Donc ce système est en train de vaciller un peu aujourd'hui, et il est en train de se transformer. Mais pendant très longtemps, on a prôné le fait d'économiser, mais en réalité, on n'y allait pas directement. Aujourd'hui, on peut réduire jusqu'à 80% l'eau domestique. Ensuite, il faut qu'on travaille, bien sûr, sur l'eau agricole, sur l'eau industrielle, avec des systèmes fermés. Ce qui est intéressant, c'est qu'à chaque niveau, on a tout de même des solutions. Donc au moins les mettre en œuvre, ça permettra déjà d'enclencher un système. Et si je peux me bien déterminer, il y a une autre eau qu'il faut intégrer et qui est le meilleur moyen de respecter le cycle de l'eau, c'est l'eau pluviale.
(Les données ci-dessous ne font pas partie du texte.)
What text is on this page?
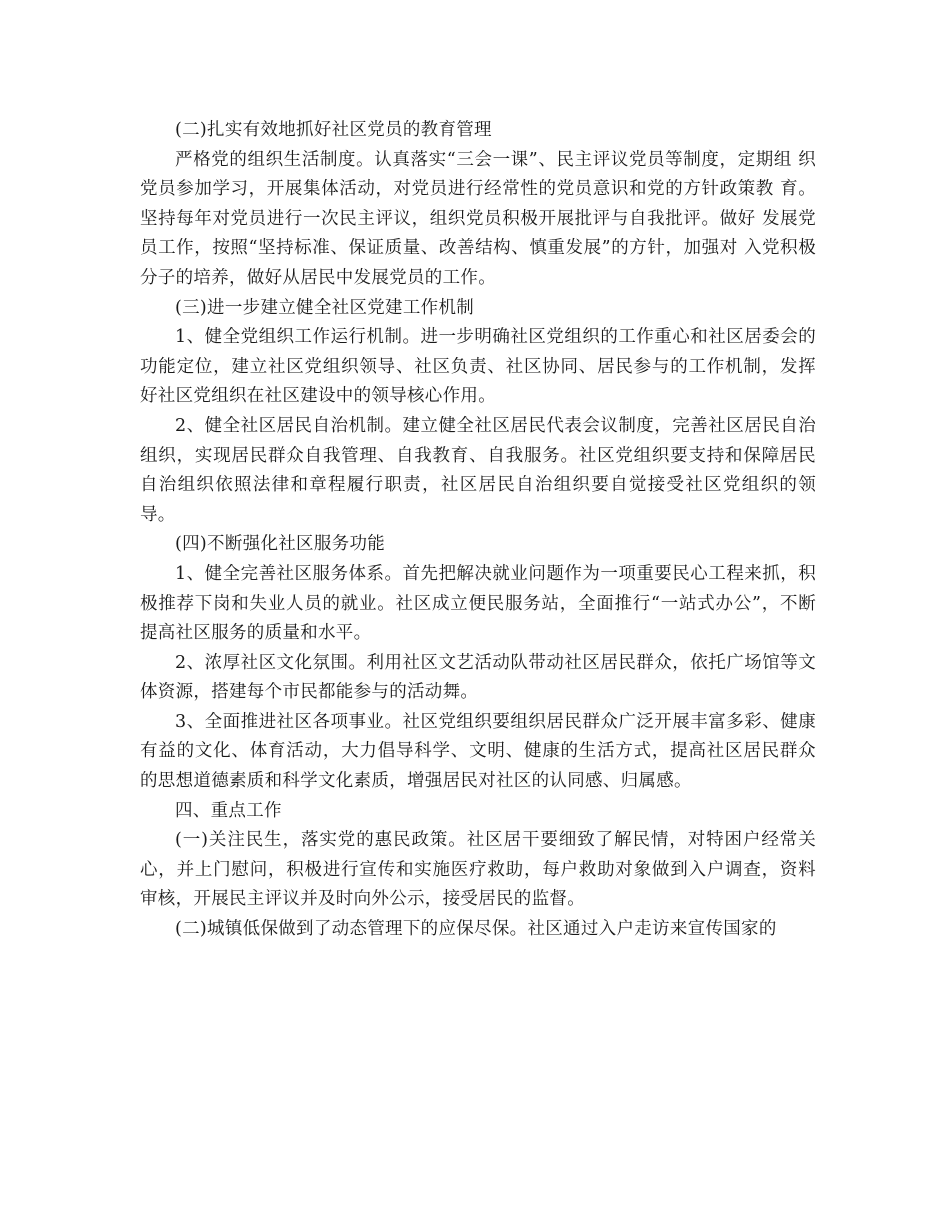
(二)扎实有效地抓好社区党员的教育管理

严格党的组织生活制度。认真落实“三会一课”、民主评议党员等制度，定期组 织党员参加学习，开展集体活动，对党员进行经常性的党员意识和党的方针政策教 育。坚持每年对党员进行一次民主评议，组织党员积极开展批评与自我批评。做好 发展党员工作，按照“坚持标准、保证质量、改善结构、慎重发展”的方针，加强对 入党积极分子的培养，做好从居民中发展党员的工作。

(三)进一步建立健全社区党建工作机制

1、健全党组织工作运行机制。进一步明确社区党组织的工作重心和社区居委会的功能定位，建立社区党组织领导、社区负责、社区协同、居民参与的工作机制，发挥好社区党组织在社区建设中的领导核心作用。

2、健全社区居民自治机制。建立健全社区居民代表会议制度，完善社区居民自治组织，实现居民群众自我管理、自我教育、自我服务。社区党组织要支持和保障居民自治组织依照法律和章程履行职责，社区居民自治组织要自觉接受社区党组织的领导。

(四)不断强化社区服务功能

1、健全完善社区服务体系。首先把解决就业问题作为一项重要民心工程来抓，积极推荐下岗和失业人员的就业。社区成立便民服务站，全面推行“一站式办公”，不断提高社区服务的质量和水平。

2、浓厚社区文化氛围。利用社区文艺活动队带动社区居民群众，依托广场馆等文体资源，搭建每个市民都能参与的活动舞。

3、全面推进社区各项事业。社区党组织要组织居民群众广泛开展丰富多彩、健康有益的文化、体育活动，大力倡导科学、文明、健康的生活方式，提高社区居民群众的思想道德素质和科学文化素质，增强居民对社区的认同感、归属感。

四、重点工作

(一)关注民生，落实党的惠民政策。社区居干要细致了解民情，对特困户经常关心，并上门慰问，积极进行宣传和实施医疗救助，每户救助对象做到入户调查，资料审核，开展民主评议并及时向外公示，接受居民的监督。

(二)城镇低保做到了动态管理下的应保尽保。社区通过入户走访来宣传国家的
Et donc cette eau, il faut la récupérer tant qu'on peut pour l'utiliser pour les éléments secondaires, que ce soit pour nos toilettes ou que ce soit pour la stocker de manière enterrée et la redistribuer ensuite pour justement garantir ces îlots de fraîcheur.

22:31
Présentateur

Alors dans ce débat, il y a la question de l'utilisation de l'eau pour nos agriculteurs qui sont aussi victimes de ces phénomènes de sécheresse. Et actuellement, au Parlement, il y a un débat assez vif sur la question du stockage de l'eau dans le cadre du projet de loi d'urgence agricole. Et le gouvernement veut faciliter le stockage de l'eau pour les agriculteurs, notamment la constitution de ces bassines ou méga-bassines qui font débat dans la société. On va écouter le député écologiste Benoît Biteau qui est très défavorable à ces mesures du gouvernement sur les bassines.

23:01
Invité

On est sur un texte qui s'adresse à une frange extrêmement faible du monde agricole, les 6% d'irrigants, parce que c'est que 6% des agriculteurs qui ont accès à l'eau d'irrigation, pour qui on va engager beaucoup d'argent public pour faire des méga-bassines et continuer la fuite en avant sans jamais répondre à une vraie problématique de gestion de l'eau cohérente. Et donc là, on est encore sur une frange du monde agricole extrêmement restreint.

23:23
Présentateur

Réaction de Jean-Michel Arnault à cette opposition des écologistes aux mesures du projet de loi d'urgence agricole. Est-ce que le gouvernement est en train de se tromper finalement en servant une agriculture d'irrigation qui est un petit peu dépassée par rapport aux enjeux ?

23:36
Locuteur non identifié

D'abord, je crois qu'il y a un effet miroir. Deux positions extrémistes. Une qui est de dire les méga-bassines et on fait peur à la population, on essaie de cliver la population. Et de l'autre côté, peut-être une vision industrielle de l'eau, y compris dans le monde agricole, qui est d'avoir des lacs consacrés à la culture du maïs, etc. Je crois qu'entre ces deux, il y a un modèle équilibré. Ce modèle équilibré, c'est d'abord écouter les besoins alimentaires de nos populations. Parce que derrière l'agriculture, il y a une production alimentaire. Il y a de la santé publique. Il y a également une présence territoriale d'activité économique.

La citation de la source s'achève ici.